«Je la remercie», a-t-elle mentionné à propos de sa rivale de jeudi soir, la Canadienne Tonya Verbeek. Beaucoup.»
Ce fut un geste de grande classe de la part d'une athlète qui a consolidé son statut d'excellence en lutte en disposant de Verbeek au compte de 5-0 lors de la finale de la catégorie des 55 kilos.
En l'emportant d'une façon controversée, Yoshida a rejoint sa coéquipière Kaori Icho, puisque les deux femmes sont les seules lutteuses à avoir gagné trois médailles d'or olympiques. La fiche de Yoshida est stupéfiante. La garde de sécurité originaire de Tokyo a remporté chaque événement majeur auquel elle a participé, récoltant à un moment donné 119 victoires consécutives au niveau senior international. Elle a été championne du monde à neuf reprises.
Rien à dire de plus, hormis le fait que vaincre Yoshida est une tâche aux proportions herculéennes.
Toutefois, Verbeek a donné tout ce qu'elle avait. Et en remportant l'argent, l'athlète de 34 ans a établi en quelque sorte sa légende bien à elle. En effet, elle revendique trois médailles aux Jeux, soit celle-ci, une de bronze à Pékin (2008) et une autre d'argent à Athènes (2004).
Lorsqu'elle a quitté le matelas après avoir échappé l'or aux mains de Yoshida en 2004, Verbeek était un peu déçue. Cette fois-ci, l'Ontarienne avait le sens du devoir accompli pour ce match et pour l'ensemble de sa carrière qui tire à sa fin.
«Je suis huit ans plus vieille, a-t-elle mentionné. Et je suis passée à travers de beaucoup de hauts et de bas. Toutefois, je pense ultimement que vous devez être fier de ce que vous avez fait.»
L'entraîneur de Verbeek, n'était pas autant magnanime. Il croit que sa protégée a été victime d'une mauvaise décision au deuxième round. La lutteuse japonaise a reçu un point pour contrôle alors que les deux pugilistes étaient à l'extérieur du matelas. Calder a porté le tout en appel, mais ce fut en vain.
«La règle est que si vous êtes en position inférieure et qu'ensuite, vous quittez le matelas, vous devez alors être complètement en arrière, a expliqué Calder. Et si vous examinez la séquence, vous constaterez qu'elle (Verbeek) avait un bras à l'intérieur.»
Celui-ci estime que cette décision a été basée sur la réputation de Yoshida.
«C'est très difficile quand vous regardez ces athlètes, la qualité de leur parcours et tout le reste. C'est probablement dur de juger contre elle, a-t-il ajouté.
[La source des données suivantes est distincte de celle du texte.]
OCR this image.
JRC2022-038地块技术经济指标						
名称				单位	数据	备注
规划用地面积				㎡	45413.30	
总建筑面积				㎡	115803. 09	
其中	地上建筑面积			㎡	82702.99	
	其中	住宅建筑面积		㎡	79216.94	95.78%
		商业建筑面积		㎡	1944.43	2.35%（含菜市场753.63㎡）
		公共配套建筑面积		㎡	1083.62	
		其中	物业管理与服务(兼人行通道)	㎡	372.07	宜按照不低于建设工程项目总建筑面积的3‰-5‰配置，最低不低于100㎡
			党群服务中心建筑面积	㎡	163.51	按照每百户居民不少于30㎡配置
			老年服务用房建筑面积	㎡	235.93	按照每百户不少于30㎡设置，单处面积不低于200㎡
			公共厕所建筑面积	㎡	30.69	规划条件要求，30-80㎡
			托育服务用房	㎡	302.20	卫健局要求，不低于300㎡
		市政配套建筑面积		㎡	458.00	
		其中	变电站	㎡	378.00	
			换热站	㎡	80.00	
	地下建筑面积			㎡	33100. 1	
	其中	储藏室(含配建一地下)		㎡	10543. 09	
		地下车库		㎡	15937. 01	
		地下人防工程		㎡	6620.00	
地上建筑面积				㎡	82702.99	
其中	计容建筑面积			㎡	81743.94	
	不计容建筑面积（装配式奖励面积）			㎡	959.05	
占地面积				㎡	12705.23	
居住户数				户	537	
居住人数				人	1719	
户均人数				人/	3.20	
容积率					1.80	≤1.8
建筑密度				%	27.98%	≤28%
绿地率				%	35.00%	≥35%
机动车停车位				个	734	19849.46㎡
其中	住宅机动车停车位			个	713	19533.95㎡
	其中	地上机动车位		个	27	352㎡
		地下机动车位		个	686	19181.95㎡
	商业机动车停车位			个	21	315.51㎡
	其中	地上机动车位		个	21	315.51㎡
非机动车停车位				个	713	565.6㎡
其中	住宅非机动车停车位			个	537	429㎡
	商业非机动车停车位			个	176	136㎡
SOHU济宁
Elle a eu droit à des décisions favorables l'an dernier. Et elle le méritait. Mais nous ne sommes pas heureux. Nous aimerions avoir une décision de notre côté, parfois.»
Yoshida avait défait Verbeek pour la médaille d'or lors des Championnats du monde de l'an passé à Istanbul, en Turquie, également dans la controverse. La Japonaise avait bénéficié de quelques points douteux en fin de combat.
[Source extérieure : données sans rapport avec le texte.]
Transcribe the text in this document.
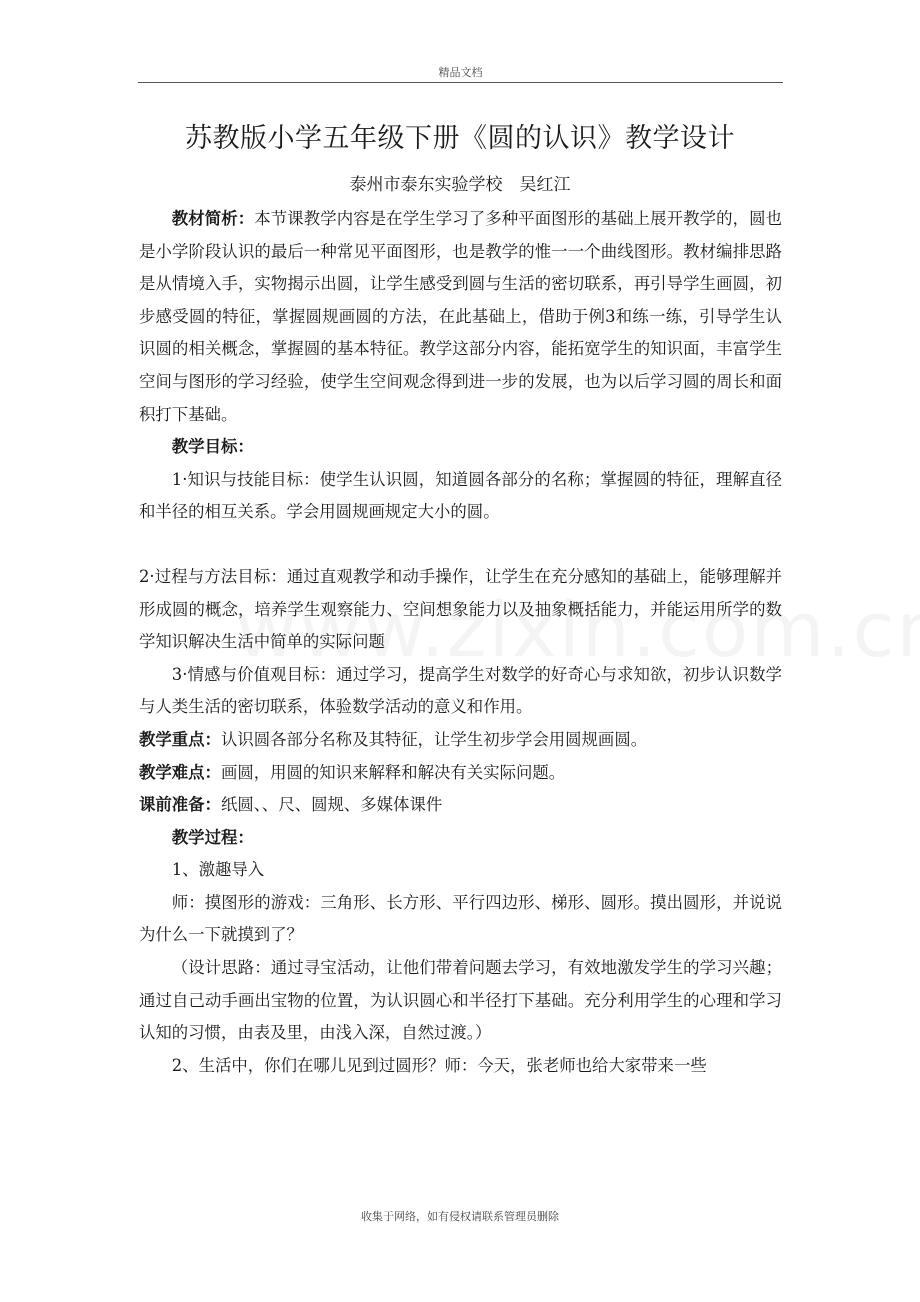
精品文档
苏教版小学五年级下册《圆的认识》教学设计
泰州市泰东实验学校　吴红江

教材简析：本节课教学内容是在学生学习了多种平面图形的基础上展开教学的，圆也是小学阶段认识的最后一种常见平面图形，也是教学的惟一一个曲线图形。教材编排思路是从情境入手，实物揭示出圆，让学生感受到圆与生活的密切联系，再引导学生画圆，初步感受圆的特征，掌握圆规画圆的方法，在此基础上，借助于例3和练一练，引导学生认识圆的相关概念，掌握圆的基本特征。教学这部分内容，能拓宽学生的知识面，丰富学生空间与图形的学习经验，使学生空间观念得到进一步的发展，也为以后学习圆的周长和面积打下基础。

教学目标：

1·知识与技能目标：使学生认识圆，知道圆各部分的名称；掌握圆的特征，理解直径和半径的相互关系。学会用圆规画规定大小的圆。

2·过程与方法目标：通过直观教学和动手操作，让学生在充分感知的基础上，能够理解并形成圆的概念，培养学生观察能力、空间想象能力以及抽象概括能力，并能运用所学的数学知识解决生活中简单的实际问题

3·情感与价值观目标：通过学习，提高学生对数学的好奇心与求知欲，初步认识数学与人类生活的密切联系，体验数学活动的意义和作用。

教学重点：认识圆各部分名称及其特征，让学生初步学会用圆规画圆。

教学难点：画圆，用圆的知识来解释和解决有关实际问题。

课前准备：纸圆、、尺、圆规、多媒体课件

教学过程：

1、激趣导入

师：摸图形的游戏：三角形、长方形、平行四边形、梯形、圆形。摸出圆形，并说说为什么一下就摸到了？

（设计思路：通过寻宝活动，让他们带着问题去学习，有效地激发学生的学习兴趣；通过自己动手画出宝物的位置，为认识圆心和半径打下基础。充分利用学生的心理和学习认知的习惯，由表及里，由浅入深，自然过渡。）

2、生活中，你们在哪儿见到过圆形？师：今天，张老师也给大家带来一些

收集于网络，如有侵权请联系管理员删除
Malgré ce revers, l'enseignante originaire de Niagara sort de ces Jeux dans la peau de l'une des meilleures Olympiennes canadiennes de l'histoire.
«Ça se résume à de l'esprit de compétitivité, a précisé Calder à propos de sa lutteuse. Nous avons eu beaucoup d'athlètes qui sont passés par là, sans toutefois exceller comme Tonya l'a fait. Elle a livré la marchandise chaque fois qu'elle le pouvait.»
Compte tenu de son âge et du fait qu'il s'agit de ses derniers Jeux, Verbeek a été interrogée sur la manière dont elle aimerait qu'on se souvienne d'elle. Elle anticipait la question et était prête à y répondre. «Je me suis battue jusqu'à la fin.»